= The Rules of the Game (play) =

Play by Luigi Pirandello

The Rules of the Game (Il gi(u)oco delle parti /it/) is a play by Luigi Pirandello. It was written and first performed during 1918 (and first published in 1919) at the time when his wife was suffering from mental illness, but before she was committed to a mental hospital. It was first performed at the Teatro Quirino in Rome, with Ruggero Ruggeri as Leone. The Italian title means The Game of Roles, but the play is not usually published with that title in English.

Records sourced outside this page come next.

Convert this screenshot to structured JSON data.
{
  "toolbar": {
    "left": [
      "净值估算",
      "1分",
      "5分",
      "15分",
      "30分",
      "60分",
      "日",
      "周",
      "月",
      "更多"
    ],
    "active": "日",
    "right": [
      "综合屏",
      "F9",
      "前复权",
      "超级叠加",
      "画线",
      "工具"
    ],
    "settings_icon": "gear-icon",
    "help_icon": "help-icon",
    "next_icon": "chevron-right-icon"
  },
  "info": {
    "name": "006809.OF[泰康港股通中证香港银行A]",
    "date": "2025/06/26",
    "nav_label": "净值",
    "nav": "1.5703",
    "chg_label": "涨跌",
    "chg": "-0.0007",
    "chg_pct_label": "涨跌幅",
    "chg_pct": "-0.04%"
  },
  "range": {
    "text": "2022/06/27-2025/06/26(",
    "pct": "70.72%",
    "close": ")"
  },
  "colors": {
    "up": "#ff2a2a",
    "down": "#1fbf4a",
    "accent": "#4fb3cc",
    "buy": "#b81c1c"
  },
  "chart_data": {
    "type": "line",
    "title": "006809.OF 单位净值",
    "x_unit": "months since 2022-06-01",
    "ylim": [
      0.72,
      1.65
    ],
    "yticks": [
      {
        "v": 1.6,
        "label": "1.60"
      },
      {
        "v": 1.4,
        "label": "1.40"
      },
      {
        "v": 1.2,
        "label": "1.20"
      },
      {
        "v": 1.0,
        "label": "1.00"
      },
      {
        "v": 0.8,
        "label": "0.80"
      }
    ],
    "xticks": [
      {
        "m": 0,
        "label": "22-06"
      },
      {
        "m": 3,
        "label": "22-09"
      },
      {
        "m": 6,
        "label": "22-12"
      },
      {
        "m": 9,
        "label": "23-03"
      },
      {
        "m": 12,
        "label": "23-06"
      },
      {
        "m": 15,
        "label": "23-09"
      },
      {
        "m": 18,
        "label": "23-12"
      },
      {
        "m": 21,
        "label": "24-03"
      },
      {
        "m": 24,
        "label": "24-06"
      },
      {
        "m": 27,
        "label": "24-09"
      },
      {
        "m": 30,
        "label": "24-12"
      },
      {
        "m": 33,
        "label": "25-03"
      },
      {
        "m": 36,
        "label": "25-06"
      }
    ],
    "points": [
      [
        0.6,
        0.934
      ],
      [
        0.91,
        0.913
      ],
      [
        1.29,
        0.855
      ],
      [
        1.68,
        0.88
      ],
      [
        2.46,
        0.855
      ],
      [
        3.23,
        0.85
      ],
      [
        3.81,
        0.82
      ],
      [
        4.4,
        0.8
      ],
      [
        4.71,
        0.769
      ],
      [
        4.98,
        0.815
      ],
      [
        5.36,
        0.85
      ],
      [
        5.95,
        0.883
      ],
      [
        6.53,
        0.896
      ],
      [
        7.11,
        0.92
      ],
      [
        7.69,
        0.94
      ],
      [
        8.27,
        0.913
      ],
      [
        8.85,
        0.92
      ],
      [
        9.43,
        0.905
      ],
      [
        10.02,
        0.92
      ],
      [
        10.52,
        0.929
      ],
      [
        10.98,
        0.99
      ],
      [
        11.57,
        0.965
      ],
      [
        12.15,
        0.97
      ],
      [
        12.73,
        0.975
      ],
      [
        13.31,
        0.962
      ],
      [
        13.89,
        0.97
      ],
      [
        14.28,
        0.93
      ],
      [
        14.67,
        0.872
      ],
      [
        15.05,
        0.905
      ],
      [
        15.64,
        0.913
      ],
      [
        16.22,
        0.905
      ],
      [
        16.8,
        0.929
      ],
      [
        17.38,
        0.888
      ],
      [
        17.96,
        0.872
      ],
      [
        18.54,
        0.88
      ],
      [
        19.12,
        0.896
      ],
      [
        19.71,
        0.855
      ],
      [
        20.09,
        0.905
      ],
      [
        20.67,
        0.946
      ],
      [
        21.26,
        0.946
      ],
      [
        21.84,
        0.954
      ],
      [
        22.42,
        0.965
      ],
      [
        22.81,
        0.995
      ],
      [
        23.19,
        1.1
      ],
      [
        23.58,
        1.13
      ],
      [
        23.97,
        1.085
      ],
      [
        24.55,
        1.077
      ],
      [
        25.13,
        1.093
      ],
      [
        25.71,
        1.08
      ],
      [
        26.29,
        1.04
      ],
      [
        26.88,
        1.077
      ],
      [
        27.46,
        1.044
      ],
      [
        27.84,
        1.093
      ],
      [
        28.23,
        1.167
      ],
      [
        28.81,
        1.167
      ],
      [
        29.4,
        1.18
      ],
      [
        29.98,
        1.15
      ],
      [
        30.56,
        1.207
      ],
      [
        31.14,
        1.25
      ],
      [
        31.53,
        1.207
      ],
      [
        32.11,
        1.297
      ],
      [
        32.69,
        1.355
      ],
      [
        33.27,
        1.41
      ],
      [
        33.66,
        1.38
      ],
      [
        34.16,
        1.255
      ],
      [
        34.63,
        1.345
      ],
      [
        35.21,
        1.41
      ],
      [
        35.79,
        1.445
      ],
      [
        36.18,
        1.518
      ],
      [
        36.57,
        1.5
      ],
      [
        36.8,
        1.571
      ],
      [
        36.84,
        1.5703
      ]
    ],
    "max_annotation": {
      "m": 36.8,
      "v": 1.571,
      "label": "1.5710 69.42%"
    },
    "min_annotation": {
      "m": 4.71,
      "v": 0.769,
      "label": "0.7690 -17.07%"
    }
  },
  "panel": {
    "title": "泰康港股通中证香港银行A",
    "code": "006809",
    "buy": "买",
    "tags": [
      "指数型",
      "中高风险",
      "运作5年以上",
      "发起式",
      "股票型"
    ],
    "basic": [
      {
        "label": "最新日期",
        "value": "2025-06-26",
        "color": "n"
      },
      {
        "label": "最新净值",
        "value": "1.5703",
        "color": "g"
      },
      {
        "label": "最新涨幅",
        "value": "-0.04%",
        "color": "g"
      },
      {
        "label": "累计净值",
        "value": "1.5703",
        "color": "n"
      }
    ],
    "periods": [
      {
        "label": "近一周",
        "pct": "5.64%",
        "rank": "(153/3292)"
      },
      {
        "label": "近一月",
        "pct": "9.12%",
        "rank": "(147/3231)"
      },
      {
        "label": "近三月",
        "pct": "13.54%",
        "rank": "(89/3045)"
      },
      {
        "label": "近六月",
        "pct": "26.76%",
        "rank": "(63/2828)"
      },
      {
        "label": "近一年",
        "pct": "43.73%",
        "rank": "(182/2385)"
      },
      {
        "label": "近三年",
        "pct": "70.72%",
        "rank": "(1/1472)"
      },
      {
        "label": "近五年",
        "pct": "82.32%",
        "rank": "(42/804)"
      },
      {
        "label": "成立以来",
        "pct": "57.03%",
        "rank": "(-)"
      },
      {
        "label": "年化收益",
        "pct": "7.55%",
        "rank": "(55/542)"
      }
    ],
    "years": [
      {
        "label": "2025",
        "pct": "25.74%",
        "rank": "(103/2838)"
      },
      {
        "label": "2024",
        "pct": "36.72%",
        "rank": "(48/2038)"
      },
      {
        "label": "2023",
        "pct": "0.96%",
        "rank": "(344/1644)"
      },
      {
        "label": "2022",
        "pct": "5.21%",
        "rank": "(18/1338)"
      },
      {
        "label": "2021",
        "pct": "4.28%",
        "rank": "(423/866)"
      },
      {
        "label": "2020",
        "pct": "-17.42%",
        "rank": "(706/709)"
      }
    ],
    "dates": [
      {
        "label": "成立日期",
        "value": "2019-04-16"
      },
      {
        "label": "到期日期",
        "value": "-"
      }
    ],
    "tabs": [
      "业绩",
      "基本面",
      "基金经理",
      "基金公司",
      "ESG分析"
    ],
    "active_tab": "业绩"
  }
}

The characters in Pirandello's better-known work Six Characters in Search of an Author (1921) are rehearsing this play.

==Plot summary==
Leone is estranged from his wife Silia who is having an affair with a man called Guido. Rather than allow himself to feel betrayed and angry, Leone chooses to empty himself of all emotion, becoming — in his own words — like an empty eggshell. He manipulates Guido into taking his place in a duel, in which Guido dies. Other characters include a group of drunken young men, who give Silia the opportunity for her scheming, and one of whom becomes the duellist; two friends of Leone, Barelli and Dr Spiga; and Leone's servant, Philip.

==Performances==
The play has been translated into English by Robert Rietty. Performances in England include:
- 1953: BBC Third Programme, radio.
- 1955: Arts Theatre, London: with Donald Pleasence as Leone, Melissa Stribling as Silia, Robert Cartland as Guido. Directed by John Fernald.
- Play of the Week (ITV Granada, 15 February 1965), with Anthony Quayle, Peter Wyngarde and Gwen Watford
- 1966: The Oxford Playhouse: with Leonard Rossiter as Leone, Judi Dench as Silia. Directed by James Grout.
- 1971: The Royal National Theatre, London: with Paul Scofield, Joan Plowright, Tom Baker. Directed by Anthony Page. Translation by Robert Rietty and David Hare.
- 1982: Yvonne Arnaud Theatre, Guildford with tour and Haymarket Theatre, London: with Leonard Rossiter, Mel Martin, Stephan Chase. Directed by Anthony Quayle.